If your doctor orders an electrocardiogram (ECG) to check your heart rhythm and blood flow or to diagnose a heart attack, a technician will stick 10 or 12 adhesive electrodes to your chest, arms and legs. A computer then creates a graph showing the electrical impulses moving through your heart while you’re lying still or exercising.
That’s how an ECG is done today. Advanced wearable technologies from Israel aim to change the procedure radically.
With CardiacSense and HealthWatch, all you’ll have to do is put on a watch-like device or a special shirt and the ECG takes care of itself while you go about your day.
Founded in Caesarea as Sportracker in 2009 to develop a watch-like wearable device for sports heart-rate readings, the company pivoted to medical monitoring about three years ago and rebranded as CardiacSense. Clinical trials at Tel Aviv Sourasky Medical Center in 2016 showed the device achieves 99.9% sensitivity and 99.01% specificity, on par with a conventional ECG but with the major advantage of noninvasive, electrode-free continuous monitoring.
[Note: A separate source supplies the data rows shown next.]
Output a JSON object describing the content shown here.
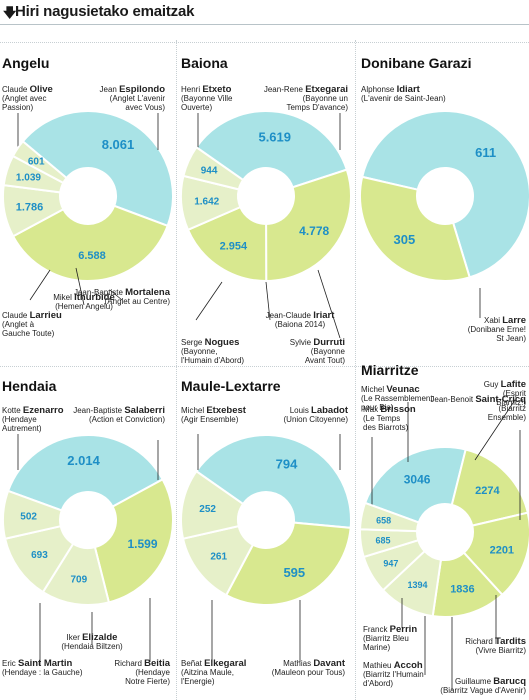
{
  "header": {
    "title": "Hiri nagusietako emaitzak",
    "arrow_icon": "down-arrow"
  },
  "colors": {
    "cyan": "#a9e3e6",
    "lime": "#d8e88f",
    "pale": "#e6f0c9",
    "value": "#1e8fc6",
    "border": "#ffffff"
  },
  "chart_data": [
    {
      "type": "pie",
      "city": "Angelu",
      "slices": [
        {
          "value": "8.061",
          "num": 8061,
          "first": "Claude",
          "last": "Olive",
          "aff": [
            "(Anglet avec",
            "Passion)"
          ],
          "color": "cyan"
        },
        {
          "value": "6.588",
          "num": 6588,
          "first": "Jean",
          "last": "Espilondo",
          "aff": [
            "(Anglet L'avenir",
            "avec Vous)"
          ],
          "color": "lime"
        },
        {
          "value": "1.786",
          "num": 1786,
          "first": "Jean-Baptiste",
          "last": "Mortalena",
          "aff": [
            "(Anglet au Centre)"
          ],
          "color": "pale"
        },
        {
          "value": "1.039",
          "num": 1039,
          "first": "Mikel",
          "last": "Ithurbide",
          "aff": [
            "(Hemen Angelu)"
          ],
          "color": "pale"
        },
        {
          "value": "601",
          "num": 601,
          "first": "Claude",
          "last": "Larrieu",
          "aff": [
            "(Anglet à",
            "Gauche Toute)"
          ],
          "color": "pale"
        }
      ]
    },
    {
      "type": "pie",
      "city": "Baiona",
      "slices": [
        {
          "value": "5.619",
          "num": 5619,
          "first": "Henri",
          "last": "Etxeto",
          "aff": [
            "(Bayonne Ville",
            "Ouverte)"
          ],
          "color": "cyan"
        },
        {
          "value": "4.778",
          "num": 4778,
          "first": "Jean-Rene",
          "last": "Etxegarai",
          "aff": [
            "(Bayonne un",
            "Temps D'avance)"
          ],
          "color": "lime"
        },
        {
          "value": "2.954",
          "num": 2954,
          "first": "Sylvie",
          "last": "Durruti",
          "aff": [
            "(Bayonne",
            "Avant Tout)"
          ],
          "color": "lime"
        },
        {
          "value": "1.642",
          "num": 1642,
          "first": "Jean-Claude",
          "last": "Iriart",
          "aff": [
            "(Baiona 2014)"
          ],
          "color": "pale"
        },
        {
          "value": "944",
          "num": 944,
          "first": "Serge",
          "last": "Nogues",
          "aff": [
            "(Bayonne,",
            "l'Humain d'Abord)"
          ],
          "color": "pale"
        }
      ]
    },
    {
      "type": "pie",
      "city": "Donibane Garazi",
      "slices": [
        {
          "value": "611",
          "num": 611,
          "first": "Alphonse",
          "last": "Idiart",
          "aff": [
            "(L'avenir de Saint-Jean)"
          ],
          "color": "cyan"
        },
        {
          "value": "305",
          "num": 305,
          "first": "Xabi",
          "last": "Larre",
          "aff": [
            "(Donibane Erne!",
            "St Jean)"
          ],
          "color": "lime"
        }
      ]
    },
    {
      "type": "pie",
      "city": "Hendaia",
      "slices": [
        {
          "value": "2.014",
          "num": 2014,
          "first": "Kotte",
          "last": "Ezenarro",
          "aff": [
            "(Hendaye",
            "Autrement)"
          ],
          "color": "cyan"
        },
        {
          "value": "1.599",
          "num": 1599,
          "first": "Jean-Baptiste",
          "last": "Salaberri",
          "aff": [
            "(Action et Conviction)"
          ],
          "color": "lime"
        },
        {
          "value": "709",
          "num": 709,
          "first": "Richard",
          "last": "Beitia",
          "aff": [
            "(Hendaye",
            "Notre Fierte)"
          ],
          "color": "pale"
        },
        {
          "value": "693",
          "num": 693,
          "first": "Iker",
          "last": "Elizalde",
          "aff": [
            "(Hendaia Biltzen)"
          ],
          "color": "pale"
        },
        {
          "value": "502",
          "num": 502,
          "first": "Eric",
          "last": "Saint Martin",
          "aff": [
            "(Hendaye : la Gauche)"
          ],
          "color": "pale"
        }
      ]
    },
    {
      "type": "pie",
      "city": "Maule-Lextarre",
      "slices": [
        {
          "value": "794",
          "num": 794,
          "first": "Michel",
          "last": "Etxebest",
          "aff": [
            "(Agir Ensemble)"
          ],
          "color": "cyan"
        },
        {
          "value": "595",
          "num": 595,
          "first": "Louis",
          "last": "Labadot",
          "aff": [
            "(Union Citoyenne)"
          ],
          "color": "lime"
        },
        {
          "value": "261",
          "num": 261,
          "first": "Mathias",
          "last": "Davant",
          "aff": [
            "(Mauleon pour Tous)"
          ],
          "color": "pale"
        },
        {
          "value": "252",
          "num": 252,
          "first": "Beñat",
          "last": "Elkegaral",
          "aff": [
            "(Aitzina Maule,",
            "l'Energie)"
          ],
          "color": "pale"
        }
      ]
    },
    {
      "type": "pie",
      "city": "Miarritze",
      "slices": [
        {
          "value": "3046",
          "num": 3046,
          "first": "Max",
          "last": "Brisson",
          "aff": [
            "(Le Temps",
            "des Biarrots)"
          ],
          "color": "cyan"
        },
        {
          "value": "2274",
          "num": 2274,
          "first": "Michel",
          "last": "Veunac",
          "aff": [
            "(Le Rassemblement",
            "pour Bia)"
          ],
          "color": "lime"
        },
        {
          "value": "2201",
          "num": 2201,
          "first": "Guy",
          "last": "Lafite",
          "aff": [
            "(Esprit",
            "Biarritz!)"
          ],
          "color": "lime"
        },
        {
          "value": "1836",
          "num": 1836,
          "first": "Jean-Benoit",
          "last": "Saint-Cricq",
          "aff": [
            "(Biarritz",
            "Ensemble)"
          ],
          "color": "lime"
        },
        {
          "value": "1394",
          "num": 1394,
          "first": "Richard",
          "last": "Tardits",
          "aff": [
            "(Vivre Biarritz)"
          ],
          "color": "pale"
        },
        {
          "value": "947",
          "num": 947,
          "first": "Guillaume",
          "last": "Barucq",
          "aff": [
            "(Biarritz Vague d'Avenir)"
          ],
          "color": "pale"
        },
        {
          "value": "685",
          "num": 685,
          "first": "Mathieu",
          "last": "Accoh",
          "aff": [
            "(Biarritz l'Humain",
            "d'Abord)"
          ],
          "color": "pale"
        },
        {
          "value": "658",
          "num": 658,
          "first": "Franck",
          "last": "Perrin",
          "aff": [
            "(Biarritz Bleu",
            "Marine)"
          ],
          "color": "pale"
        }
      ]
    }
  ]
}
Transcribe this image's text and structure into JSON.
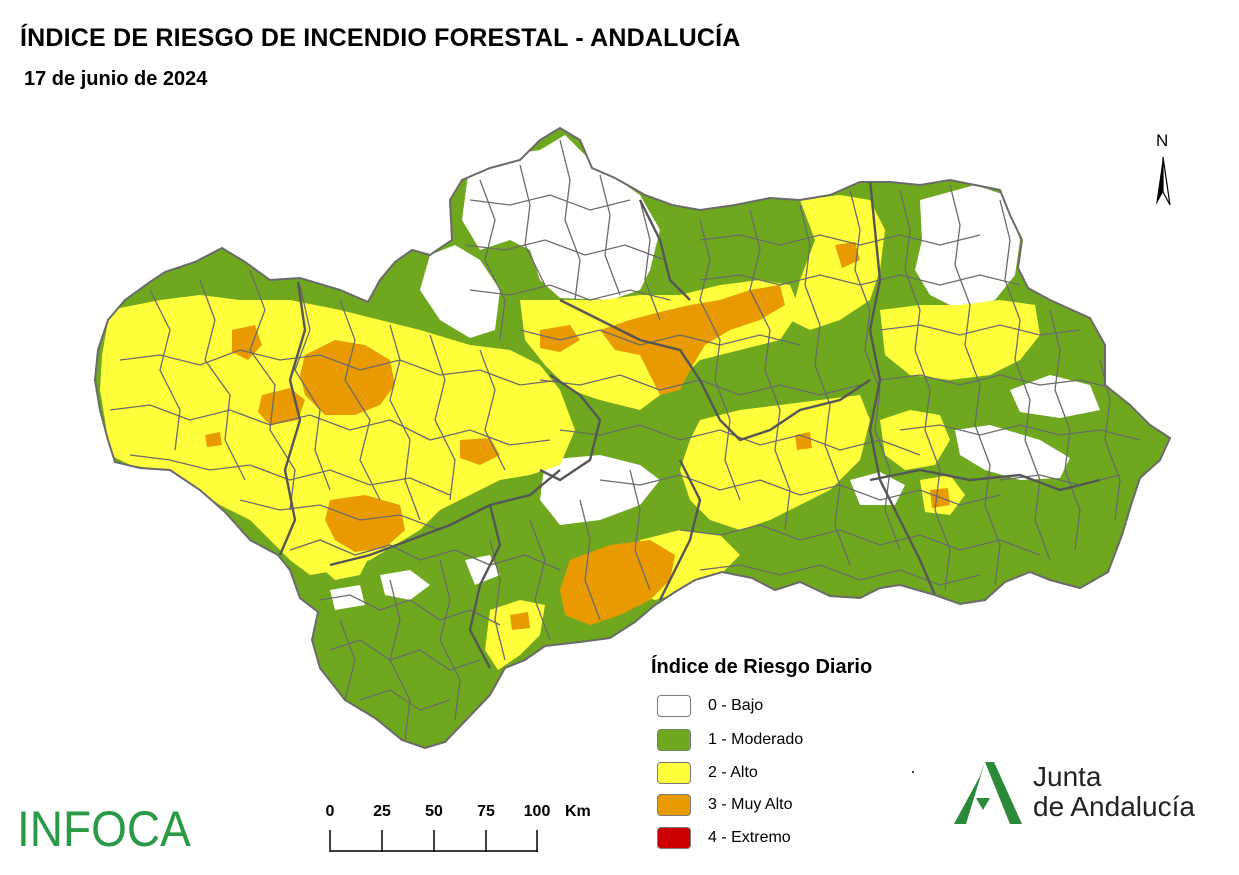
{
  "header": {
    "title": "ÍNDICE DE RIESGO DE INCENDIO FORESTAL - ANDALUCÍA",
    "date": "17 de junio de 2024"
  },
  "north_arrow": {
    "label": "N",
    "icon": "north-arrow-icon"
  },
  "legend": {
    "title": "Índice de Riesgo Diario",
    "items": [
      {
        "label": "0 - Bajo",
        "color": "#ffffff"
      },
      {
        "label": "1 - Moderado",
        "color": "#6fa81e"
      },
      {
        "label": "2 - Alto",
        "color": "#ffff3c"
      },
      {
        "label": "3 - Muy Alto",
        "color": "#e89a00"
      },
      {
        "label": "4 - Extremo",
        "color": "#cc0000"
      }
    ]
  },
  "scale_bar": {
    "ticks": [
      "0",
      "25",
      "50",
      "75",
      "100"
    ],
    "unit": "Km"
  },
  "logos": {
    "infoca": "INFOCA",
    "junta_line1": "Junta",
    "junta_line2": "de Andalucía",
    "infoca_color": "#2a9a46",
    "junta_color": "#2a8a3a"
  },
  "map": {
    "boundary_color": "#666666"
  }
}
HealthWatch in Kfar Saba has pending orders for the soon-to-launch Master Caution, an FDA- and CE-approved digital garment embedded with 12-lead ECG monitoring electrodes. The upcoming new model will be AI-based, with automatic analysis and event detection benefiting both patients and caregivers.
The smart digital garment also supports FDA-approved sensors to measure parameters such as heart rate, skin temperature, posture and respiration.